Tutorials and examples

30.3. Tutorials and examples#

This page includes information on tutorials and examples to help you work with maps and place data from Trove.

Tutorials#

Create a layer in the Gazetteer of Historical Australian Placenames using metadata from Trove’s digitised maps

GLAM Workbench logo

Trove includes thousands of digitised maps, created and published across the last few centuries. You want to create a collection of maps relating to your area of interest and explore it using the Gazetteer of Historical Australian Placenames (GHAP). You know it’s possible to add layers to GHAP, but how do you get the data from Trove in a format that can be uploaded as a layer?

Examples from the GLAM Workbench#

Map Trove newspaper results by state

This notebook uses the Trove state facet to create a choropleth map that visualises the number of search results per state.

Map Trove newspaper results by place of publication

This notebook uses the Trove title facet to find the number of results per newspaper, then merges the results with a dataset of geolocated newspapers to map where articles were published.

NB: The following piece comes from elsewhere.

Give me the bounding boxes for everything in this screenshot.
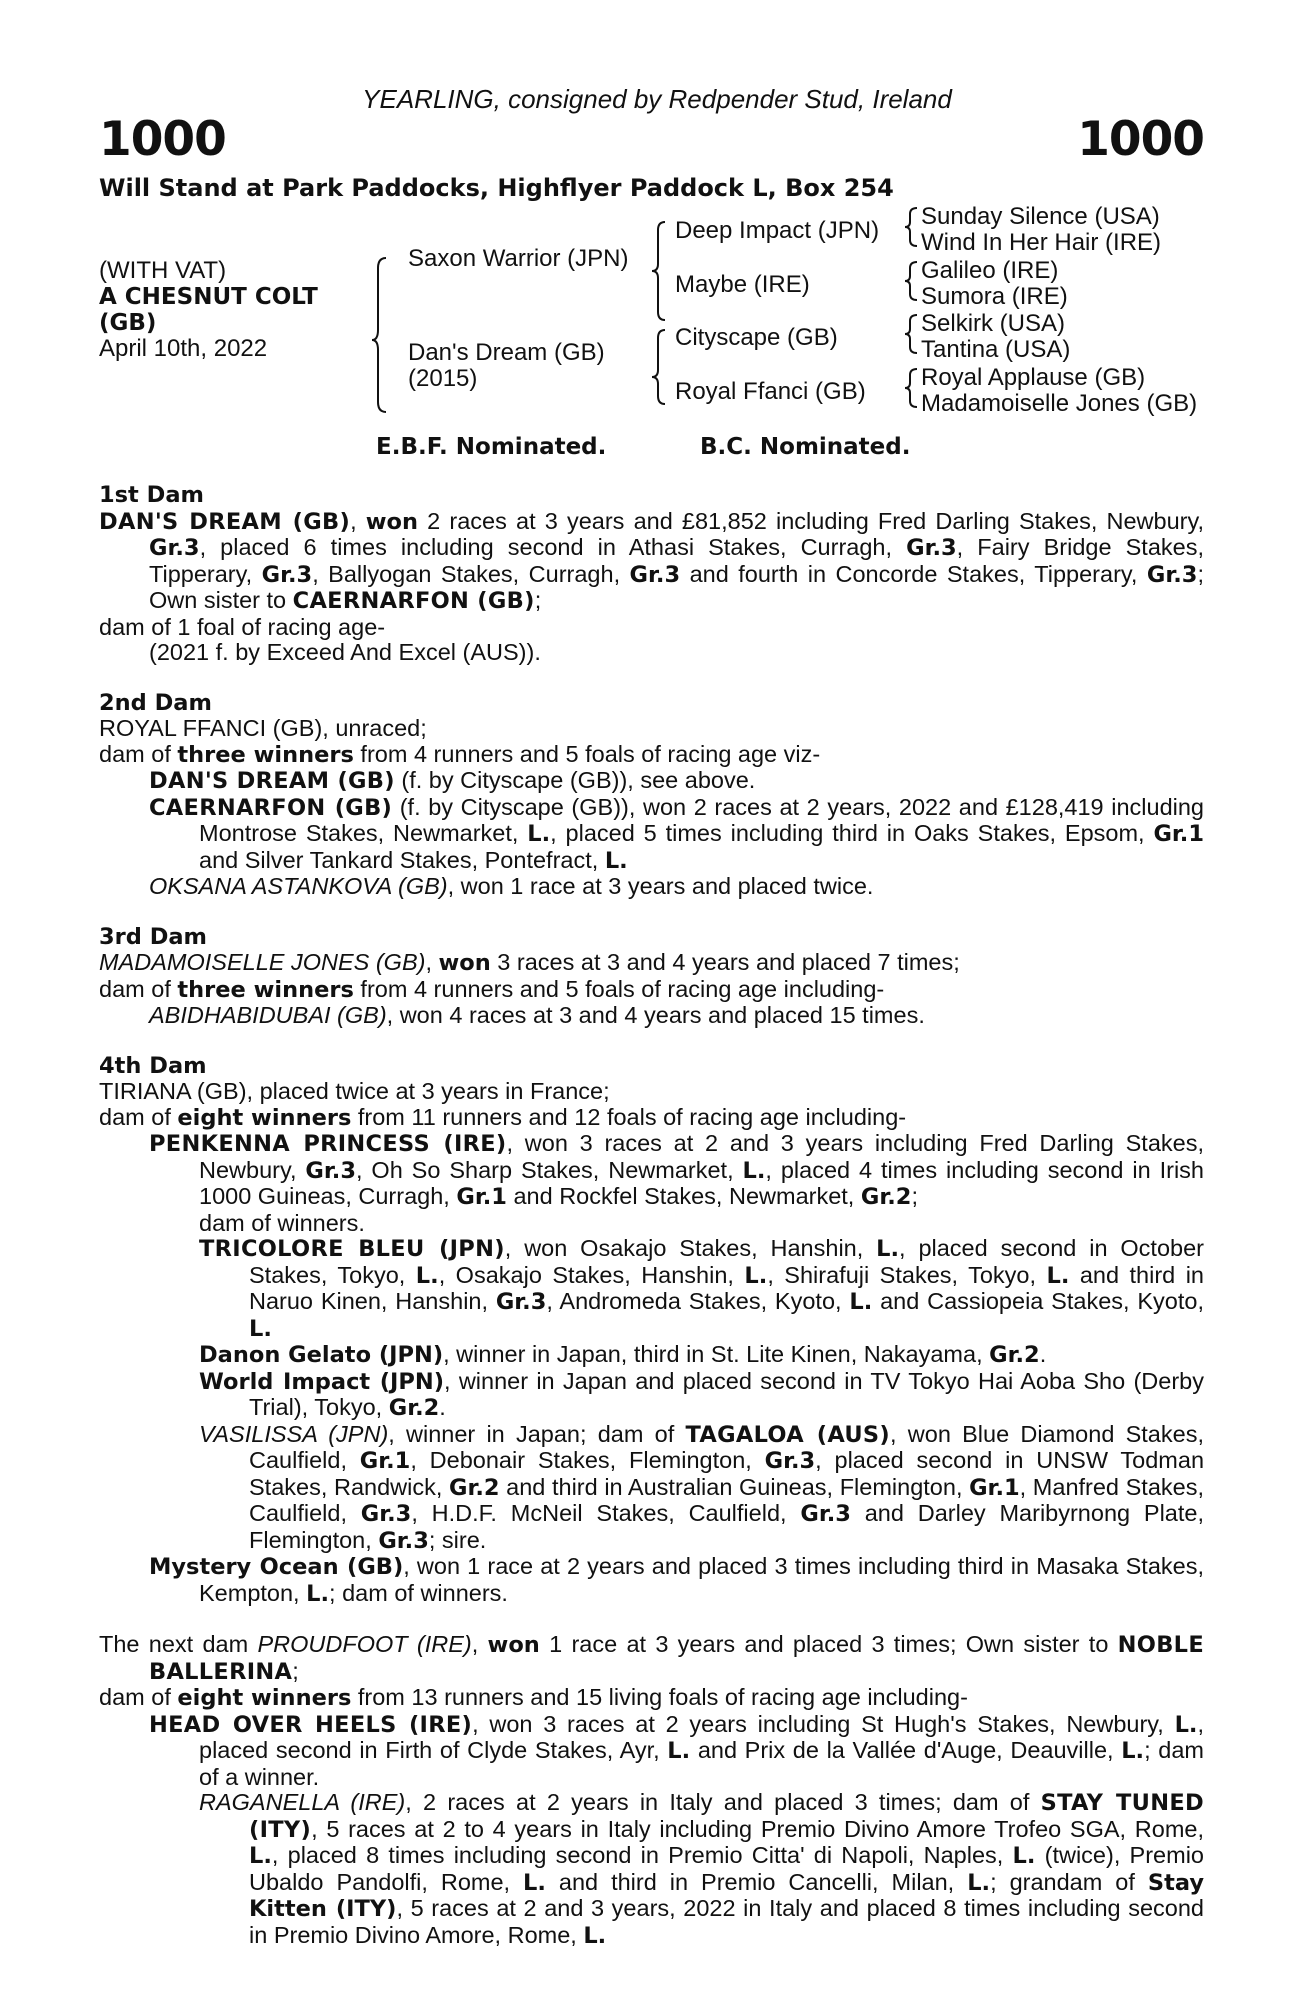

Map Trove newspaper results by place of publication over time

This notebook uses the Trove title facet to find the number of results per newspaper, then merges the results with a dataset of geolocated newspapers to map where articles were published, and adds a time dimension to create an animated heatmap.

Parse map coordinates from metadata

The harvest of digitised maps metadata includes a coordinates column that provides a string representation of either a point or a bounding box. This notebook attempts to parse the coordinate string and convert the values to decimals. It then uses the decimal values to explore the geographical context of Trove’s digitised map collection.